In terms of setup, it was a 4-4-2 system for Everton. Andros Townsend was brought in for Anthony Gordon, clearly for his work rate tracking back to deal with Villa’s January signing Phillipe Coutinho. There was a lot more pressing in the middle of the pitch and plenty of winning possession. The defence looked more organised and limited Aston Villa to a lot of chances from range. 50% of their shots were from outside the box. Off the ball work was like I said, really good, but it was what we did with the ball that was disappointing. In the first half we did not have one shot. We won the ball back in the middle thirds and got into half decent positions, but it was the final pass, cross or dribble which just didn’t quite come off.

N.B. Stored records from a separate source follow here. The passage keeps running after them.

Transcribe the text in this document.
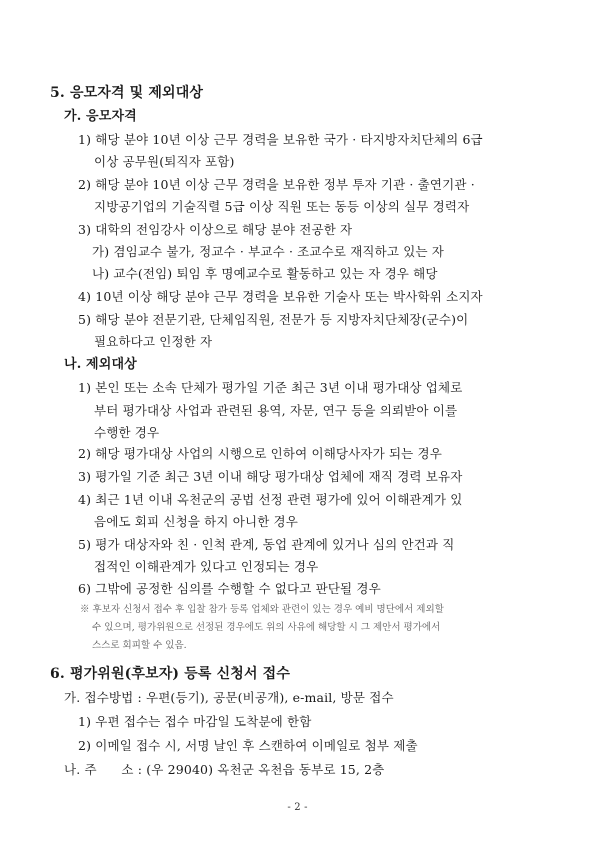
5. 응모자격 및 제외대상
가. 응모자격
1) 해당 분야 10년 이상 근무 경력을 보유한 국가 · 타지방자치단체의 6급
이상 공무원(퇴직자 포함)
2) 해당 분야 10년 이상 근무 경력을 보유한 정부 투자 기관 · 출연기관 ·
지방공기업의 기술직렬 5급 이상 직원 또는 동등 이상의 실무 경력자
3) 대학의 전임강사 이상으로 해당 분야 전공한 자
가) 겸임교수 불가, 정교수 · 부교수 · 조교수로 재직하고 있는 자
나) 교수(전임) 퇴임 후 명예교수로 활동하고 있는 자 경우 해당
4) 10년 이상 해당 분야 근무 경력을 보유한 기술사 또는 박사학위 소지자
5) 해당 분야 전문기관, 단체임직원, 전문가 등 지방자치단체장(군수)이
필요하다고 인정한 자
나. 제외대상
1) 본인 또는 소속 단체가 평가일 기준 최근 3년 이내 평가대상 업체로
부터 평가대상 사업과 관련된 용역, 자문, 연구 등을 의뢰받아 이를
수행한 경우
2) 해당 평가대상 사업의 시행으로 인하여 이해당사자가 되는 경우
3) 평가일 기준 최근 3년 이내 해당 평가대상 업체에 재직 경력 보유자
4) 최근 1년 이내 옥천군의 공법 선정 관련 평가에 있어 이해관계가 있
음에도 회피 신청을 하지 아니한 경우
5) 평가 대상자와 친 · 인척 관계, 동업 관계에 있거나 심의 안건과 직
접적인 이해관계가 있다고 인정되는 경우
6) 그밖에 공정한 심의를 수행할 수 없다고 판단될 경우
※ 후보자 신청서 접수 후 입찰 참가 등록 업체와 관련이 있는 경우 예비 명단에서 제외할
수 있으며, 평가위원으로 선정된 경우에도 위의 사유에 해당할 시 그 제안서 평가에서
스스로 회피할 수 있음.
6. 평가위원(후보자) 등록 신청서 접수
가. 접수방법 : 우편(등기), 공문(비공개), e-mail, 방문 접수
1) 우편 접수는 접수 마감일 도착분에 한함
2) 이메일 접수 시, 서명 날인 후 스캔하여 이메일로 첨부 제출
나. 주      소 : (우 29040) 옥천군 옥천읍 동부로 15, 2층
- 2 -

Abdoulaye Doucoure, who got subbed off after 64 minutes due to injury, managed seven tackles in the time he was on the pitch. Allan when coming on in the 50th minute also managed three tackles. This shows the improved work rate and pressing in the middle areas. Unfortunately, Doucoure only managed a 60% pass completion rate which is where we lost the game in my opinion. We often won the ball back but would end up giving it straight back to the opposition. With a bit more quality in the final third, especially in the first half, we’d have created a lot more chances.

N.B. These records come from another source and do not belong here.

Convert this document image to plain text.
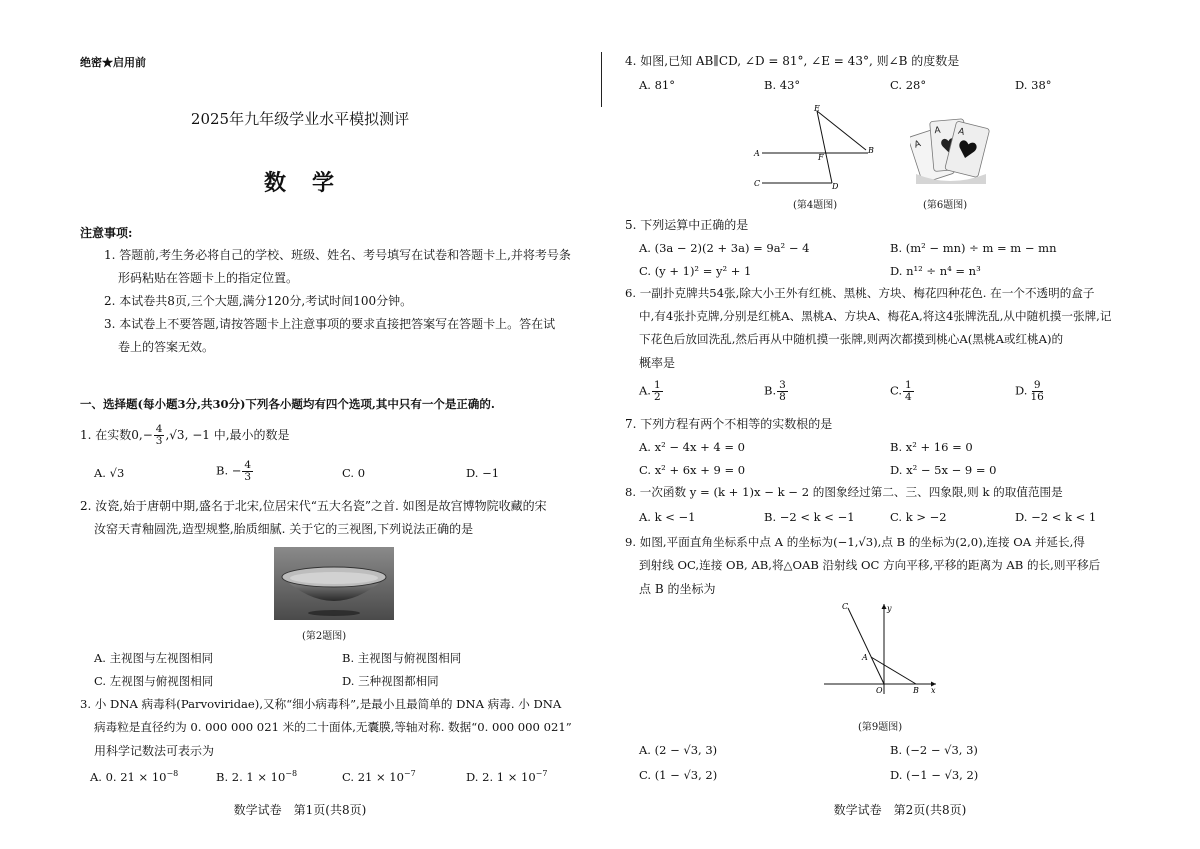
绝密★启用前
2025年九年级学业水平模拟测评
数　学
注意事项:
1. 答题前,考生务必将自己的学校、班级、姓名、考号填写在试卷和答题卡上,并将考号条
形码粘贴在答题卡上的指定位置。
2. 本试卷共8页,三个大题,满分120分,考试时间100分钟。
3. 本试卷上不要答题,请按答题卡上注意事项的要求直接把答案写在答题卡上。答在试
卷上的答案无效。
一、选择题(每小题3分,共30分)下列各小题均有四个选项,其中只有一个是正确的.
1. 在实数$0,- \frac{4}{3} ,√3$, −1 中,最小的数是
A. √3	B. − $\frac{4}{3}$	C. 0	D. −1
2. 汝瓷,始于唐朝中期,盛名于北宋,位居宋代“五大名瓷”之首. 如图是故宫博物院收藏的宋
汝窑天青釉圆洗,造型规整,胎质细腻. 关于它的三视图,下列说法正确的是
(第2题图)
A. 主视图与左视图相同	B. 主视图与俯视图相同
C. 左视图与俯视图相同	D. 三种视图都相同
3. 小 DNA 病毒科(Parvoviridae),又称“细小病毒科”,是最小且最简单的 DNA 病毒. 小 DNA
病毒粒是直径约为 0. 000 000 021 米的二十面体,无囊膜,等轴对称. 数据“0. 000 000 021”
用科学记数法可表示为
A. 0. $21 \times 10^{-8}$	B. 2. $1 \times 10^{-8}$	C. $21 \times 10^{-7}$	D. 2. $1 \times 10^{-7}$
数学试卷　第1页(共8页)
4. 如图,已知 AB∥CD, ∠D = 81°, ∠E = 43°, 则∠B 的度数是
A. 81°	B. 43°	C. 28°	D. 38°
E
A	B
F
C	D
(第4题图)
A
A A
(第6题图)
5. 下列运算中正确的是
A. (3a − 2)(2 + 3a) = 9a² − 4	B. (m² − mn) ÷ m = m − mn
C. (y + 1)² = y² + 1	D. n¹² ÷ n⁴ = n³
6. 一副扑克牌共54张,除大小王外有红桃、黑桃、方块、梅花四种花色. 在一个不透明的盒子
中,有4张扑克牌,分别是红桃A、黑桃A、方块A、梅花A,将这4张牌洗乱,从中随机摸一张牌,记
下花色后放回洗乱,然后再从中随机摸一张牌,则两次都摸到桃心A(黑桃A或红桃A)的
概率是
A. $\frac{1}{2}$	B. $\frac{3}{8}$	C. $\frac{1}{4}$	D. $\frac{9}{16}$
7. 下列方程有两个不相等的实数根的是
A. x² − 4x + 4 = 0	B. x² + 16 = 0
C. x² + 6x + 9 = 0	D. x² − 5x − 9 = 0
8. 一次函数 y = (k + 1)x − k − 2 的图象经过第二、三、四象限,则 k 的取值范围是
A. k < −1	B. −2 < k < −1	C. k > −2	D. −2 < k < 1
9. 如图,平面直角坐标系中点 A 的坐标为(−1,√3),点 B 的坐标为(2,0),连接 OA 并延长,得
到射线 OC,连接 OB, AB,将△OAB 沿射线 OC 方向平移,平移的距离为 AB 的长,则平移后
点 B 的坐标为
C	y
A
O	B x
(第9题图)
A. (2 − √3, 3)	B. (−2 − √3, 3)
C. (1 − √3, 2)	D. (−1 − √3, 2)
数学试卷　第2页(共8页)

I expected a lot of crosses into the box against Aston Villa and that’s exactly what happened. 26 crosses in total but unfortunately, we couldn’t capitalise from any of them. With the aerial threat of Richarlison and Dominic Calvert-Lewin, this tactical idea made sense, but I don’t think it’s unfair to see neither of the two had a very good game at the weekend. When you’re creating chances like we did in the second half and your strikers aren’t on form, it’s going to be very difficult to score. I feel sorry for Gordon who was giving everything to try set up our forwards and was very unfortunate not to start the game.
The Everton youth product once again was a shining light in a disappointing result. Despite not coming on until early in the second half, he managed ten crosses and four key passes. He also didn’t misplace a pass and managed all this from just 24 touches. This shows how efficient he was when he got the ball and offered so much more than Townsend did in the first half. He was unable to create a goal or even score one himself but to come off the bench and make an instant impact with your high energy and aggressive play style, it shows real talent. He will be very disappointed if he’s dropped again and is slowly making that wide midfielder position his own.

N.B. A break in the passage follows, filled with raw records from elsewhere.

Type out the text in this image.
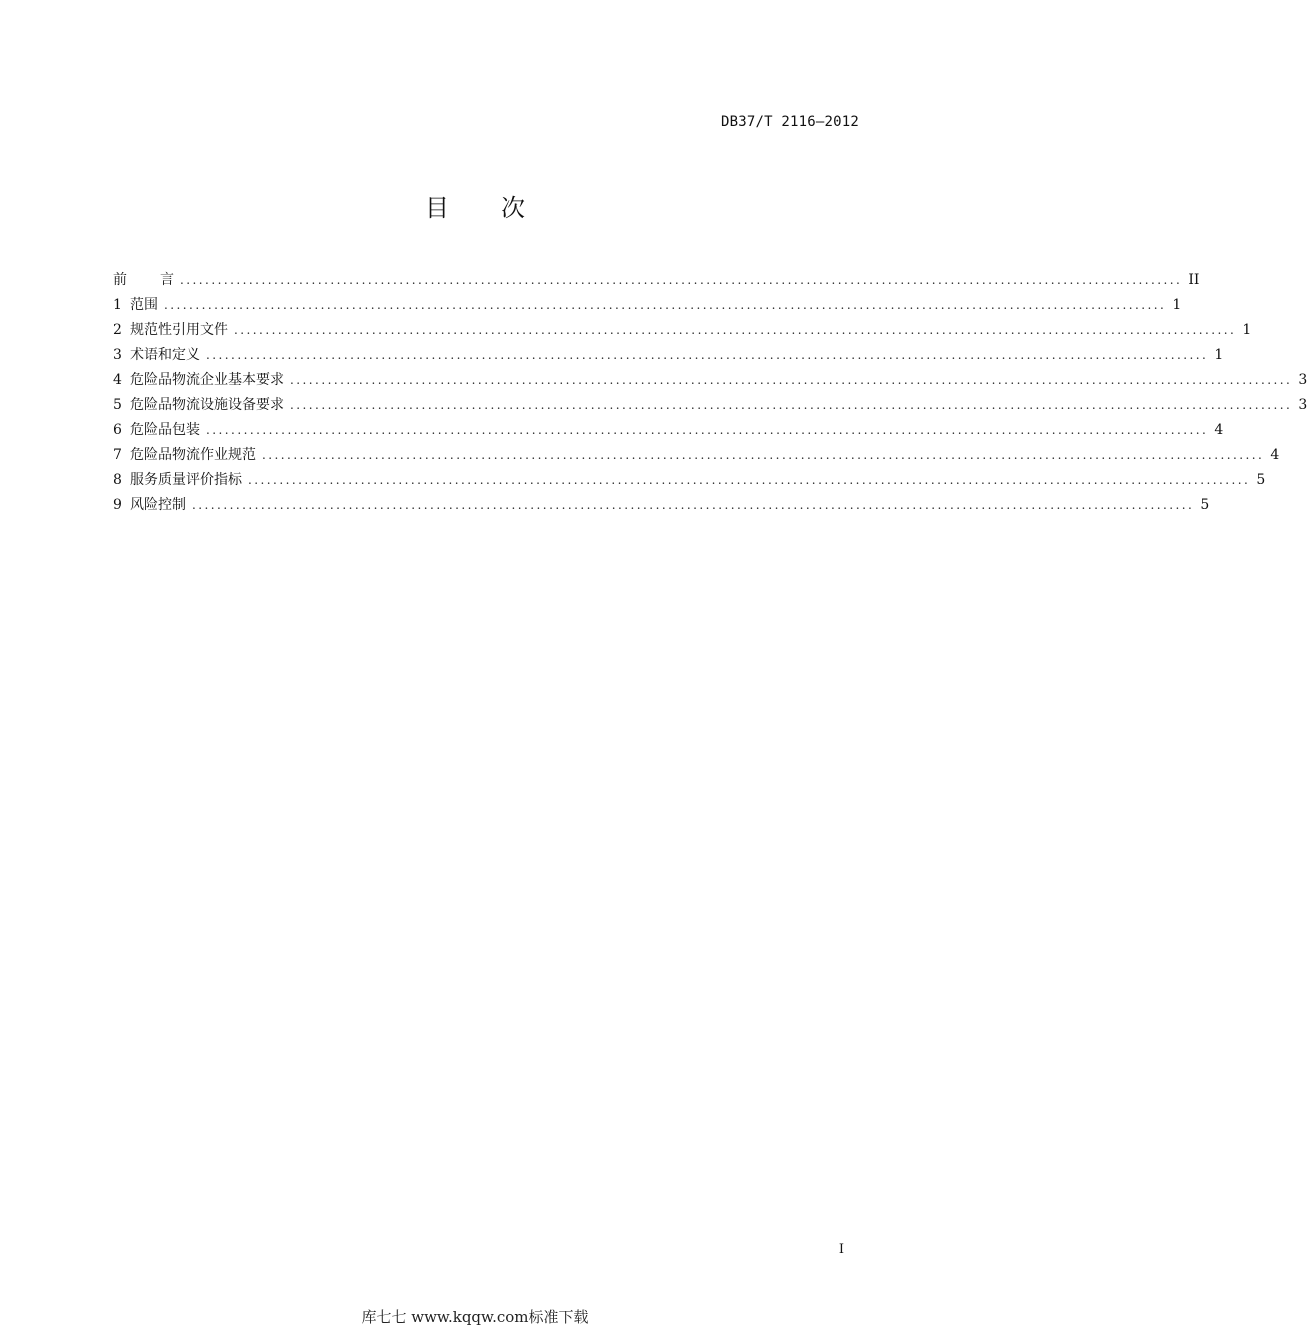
DB37/T 2116—2012
目 次
前 言 ................................................................................................................................................................ II
1 范围 ................................................................................................................................................................ 1
2 规范性引用文件 ................................................................................................................................................................ 1
3 术语和定义 ................................................................................................................................................................ 1
4 危险品物流企业基本要求 ................................................................................................................................................................ 3
5 危险品物流设施设备要求 ................................................................................................................................................................ 3
6 危险品包装 ................................................................................................................................................................ 4
7 危险品物流作业规范 ................................................................................................................................................................ 4
8 服务质量评价指标 ................................................................................................................................................................ 5
9 风险控制 ................................................................................................................................................................ 5
I
库七七 www.kqqw.com标准下载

The story of the game was the ridiculous number of times we gave the ball away. Seven of our eleven starters had a pass completion of below 70%. Possession doesn’t win football matches but being effective in whatever amount of ball possession you have does. A lot of our players gifted the opposition possession too many times and this was our downfall especially in the first half. A lot of this was through long balls, with Mason Holgate and Jonjoe Kenny between them managing 18 long balls with only four of them reaching their intended target. Playing long is fine but playing long inaccurately is going to be detrimental to the overall performance.
The 4-4-2 setup was a lot more effective than under Rafa Benitez due to our high work rate and pressure in the middle. Often without Richarlison and Calvert-Lewin up front, the pressing is a lot less frequent and ineffective. Having them back as a pair was great to see, despite neither of them playing particularly. Both were lacking in fitness after time out so hopefully with a few weeks to go until our next game, they can build up some fitness on the training ground. With Gordon and Demarai Gray feeding them in the future, no matter the manager you can see goals coming from crosses into the box.
With no game until the 5th February, Everton now have time to get in a new manager and have plenty of training to get their ideas across. Ideally, we don’t want to rush the appointment, but if they can get the right man in as soon as possible, we will have plenty of time until our next game and even longer until our next league game. This gives the new manager time to implement his style, make sure every player understands their roles and knows what the manager expects of them. Brentford are up next at Goodison Park in an important FA Cup game if the Toffees are going to do anything to redeem this otherwise lost season.